30 yıllık üretim ustalığı
Aston Martin, Jaguar Land Rover, McLaren ve Rolls Royce dahil olmak üzere sektördeki en iyi otomotiv markaları için bileşen üretimiyle, 30 yıl öncesine uzanan bir geçmişe sahip olan Aurrigo, 25 yıl önce herhangi bir ana akım elektrikli araç piyasaya sürülmeden önce, ilk yakıt hücreli elektrikli ve akülü araçlar üzerinde çalıştı. Coventry merkezli Tier 1 tedarikçisi, özellikle havacılık endüstrisinin karşılaştığı zorlukların üstesinden gelmek için yenilikçi, müşteri odaklı, otonom, elektrikli bagaj araçları oluşturmak için bu araç üretimini ve gelişmiş bileşen bilgisini ve yeteneğini kullanıyor.
Otomotiv deneyimlerinin havacılık bölümlerinde onlara nasıl yardımcı olduğunu yorumlayan Aurrigo CEO’su David Keene, şu ifadeleri kullandı: “Gerçek dünyada test edilen ve Changi Havaalanı ile ortaklığımızda sürekli olarak geliştirilen Auto-Dolly ve Auto-DollyTug’ların etkinliği; şirketimizin 30 yıllık geçmişinin ve üç bölümümüzde sahip olduğumuz benzersiz uzmanlık kombinasyonunun bir sonucudur. Köklerimiz, seçici ve prestijli markaların güvenilir bir tedarikçisi olduğumuz üst düzey otomotiv çözümleri, elektronik ve yazılımdadır.

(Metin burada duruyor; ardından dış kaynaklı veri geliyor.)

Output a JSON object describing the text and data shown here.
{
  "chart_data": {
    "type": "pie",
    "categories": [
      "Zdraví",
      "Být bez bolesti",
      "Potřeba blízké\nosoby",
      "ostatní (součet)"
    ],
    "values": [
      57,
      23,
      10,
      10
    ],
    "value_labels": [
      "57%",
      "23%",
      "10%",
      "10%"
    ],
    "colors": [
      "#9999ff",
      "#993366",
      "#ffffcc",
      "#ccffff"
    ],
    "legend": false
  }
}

Son 8 yıldır otonom teknolojiyle yaptığımız çalışmalar, bu becerileri bir araya getirerek müşterilerimizin istediği ve daha da önemlisi bize küresel havacılık endüstrisi zorluklarını çözmeleri gerektiğini söylediği son teknoloji havacılık yer hizmetleri otonom EV’lerini yaratmak için bir araya getirdi.”